Este verano daré un salto de dos días a Los Pirineos. Los Montañeros de Santa María me han pedido que les presente, en un campamento de familias, la exhortación apostólica postsinodal Amoris laetitia. Lo estoy haciendo por doquier, y lo considero una tarea urgente y primordial. Precisamente fue en un campamento de los Montañeros donde con apenas 18 años di a mis amigos una catequesis sobre la misión del Papa en la Iglesia. A pesar de mi escasa formación entendí que con los sucesores de Pedro el Señor establecía uno de los principales instrumentos de la unidad en la Iglesia, y de su fidelidad no solo al legado de la fe recibida, sino también a los impulsos del Espíritu en cada momento de su historia. Tanto fue mi entusiasmo que desde entonces, con 27 años de sacerdocio a la espalda, no he dejado jamás de estudiar y de presentar del modo más pedagógico a mi alcance todas y cada una de las encíclicas y casi todas las exhortaciones apostólicas de san Juan Pablo II, Benedicto XVI, y Francisco, además de algunos de los más actuales documentos de san Juan XXIII y del beato Pablo VI.

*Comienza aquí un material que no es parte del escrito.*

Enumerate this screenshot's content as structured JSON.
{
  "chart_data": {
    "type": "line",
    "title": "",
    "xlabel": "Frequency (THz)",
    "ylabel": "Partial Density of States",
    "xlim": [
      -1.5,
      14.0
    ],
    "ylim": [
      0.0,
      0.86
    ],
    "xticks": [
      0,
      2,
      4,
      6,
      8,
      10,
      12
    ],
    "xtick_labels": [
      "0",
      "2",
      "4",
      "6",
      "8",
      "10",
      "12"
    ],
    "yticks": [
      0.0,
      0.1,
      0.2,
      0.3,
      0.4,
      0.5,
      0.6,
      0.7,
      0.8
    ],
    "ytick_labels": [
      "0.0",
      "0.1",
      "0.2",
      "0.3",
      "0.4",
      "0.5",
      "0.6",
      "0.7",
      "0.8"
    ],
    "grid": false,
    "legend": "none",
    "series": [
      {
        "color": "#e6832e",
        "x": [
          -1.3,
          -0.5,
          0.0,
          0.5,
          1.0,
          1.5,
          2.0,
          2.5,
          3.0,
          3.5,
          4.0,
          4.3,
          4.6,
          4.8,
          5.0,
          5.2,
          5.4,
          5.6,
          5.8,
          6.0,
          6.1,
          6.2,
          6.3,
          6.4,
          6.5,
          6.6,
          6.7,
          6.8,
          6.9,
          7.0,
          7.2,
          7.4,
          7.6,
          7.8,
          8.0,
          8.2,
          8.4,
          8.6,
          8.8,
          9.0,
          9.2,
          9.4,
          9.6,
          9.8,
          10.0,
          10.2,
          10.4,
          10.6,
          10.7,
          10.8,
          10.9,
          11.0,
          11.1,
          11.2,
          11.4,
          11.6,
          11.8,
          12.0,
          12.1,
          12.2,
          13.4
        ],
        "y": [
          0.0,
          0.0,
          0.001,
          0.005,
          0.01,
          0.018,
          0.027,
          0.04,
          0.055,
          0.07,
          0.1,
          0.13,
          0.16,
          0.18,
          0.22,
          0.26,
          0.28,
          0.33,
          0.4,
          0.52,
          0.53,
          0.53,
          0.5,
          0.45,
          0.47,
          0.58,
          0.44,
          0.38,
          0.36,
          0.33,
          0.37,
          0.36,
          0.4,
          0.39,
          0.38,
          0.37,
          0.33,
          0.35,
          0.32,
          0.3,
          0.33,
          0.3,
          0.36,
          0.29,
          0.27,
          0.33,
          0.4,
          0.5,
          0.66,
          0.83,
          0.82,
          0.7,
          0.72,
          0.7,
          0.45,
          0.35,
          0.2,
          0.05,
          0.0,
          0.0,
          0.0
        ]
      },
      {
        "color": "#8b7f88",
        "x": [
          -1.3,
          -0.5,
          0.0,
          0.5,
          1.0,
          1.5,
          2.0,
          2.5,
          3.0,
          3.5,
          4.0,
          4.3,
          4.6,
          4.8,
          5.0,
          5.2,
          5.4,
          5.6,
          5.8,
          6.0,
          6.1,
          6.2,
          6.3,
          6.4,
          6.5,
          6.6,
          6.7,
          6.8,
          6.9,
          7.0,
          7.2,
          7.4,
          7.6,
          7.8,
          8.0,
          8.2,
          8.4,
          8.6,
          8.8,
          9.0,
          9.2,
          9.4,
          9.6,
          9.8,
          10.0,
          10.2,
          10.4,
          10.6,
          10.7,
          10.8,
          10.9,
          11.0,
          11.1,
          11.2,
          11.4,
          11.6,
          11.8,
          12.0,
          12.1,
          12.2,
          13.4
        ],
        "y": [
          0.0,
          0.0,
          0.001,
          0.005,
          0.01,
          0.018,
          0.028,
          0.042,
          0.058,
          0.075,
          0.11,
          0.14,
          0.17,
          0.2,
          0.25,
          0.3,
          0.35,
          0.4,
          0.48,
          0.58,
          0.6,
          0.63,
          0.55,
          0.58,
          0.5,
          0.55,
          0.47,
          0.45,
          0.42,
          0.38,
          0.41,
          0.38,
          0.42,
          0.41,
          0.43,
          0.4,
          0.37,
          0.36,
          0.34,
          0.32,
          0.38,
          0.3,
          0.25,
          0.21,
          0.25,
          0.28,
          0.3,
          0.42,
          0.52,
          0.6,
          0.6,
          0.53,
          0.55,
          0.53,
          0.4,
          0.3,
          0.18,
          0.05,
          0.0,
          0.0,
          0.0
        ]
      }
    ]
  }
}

Pero hoy me parece una labor de una urgencia incuestionable. No tanto porque la pasión por una Iglesia más pobre, más libre y más amable de Evangelii gaudium me fascine; o porque el mensaje profético de Laudato si me sobrecoja, o porque el novísimo modo de mirar a los hombres y las familias de hoy de Amoris laetitia me conmueva, sino porque por primera vez en mi vida veo que sabios doctores, clérigos impolutos y grupos de fieles lo cuestionan, o lo ridiculizan, o lo que es aún peor, lo manipulan. Les aterra que este Papa, como todos los anteriores y todos los que vendrán, no solo sea fiel al legado de la fe y de la tradición, sino también a los signos de los tiempos y a la escucha de «los gozos y las esperanzas, las tristezas y las angustias de los hombres de nuestro tiempo» como reza el inicio de la Constitución sobre la Iglesia del Concilio Vaticano II.
Me apena observar el inútil empeño de querer callar a Pedro hoy, y me solivianta que además venga de quienes se presentan como adalides de la ortodoxia. Dicen que en pocos años, cuando pase este pontificado «las aguas volverán a su cauce». ¡Que irrealidad! Jamás el Espíritu Santo ha permitido que las aguas vuelvan a su cauce, porque el río de la evangelización siempre derriba los viejos muros del temor, levanta nuevos puentes del encuentro, y riega nuevas tierras geográficas y existenciales para Cristo.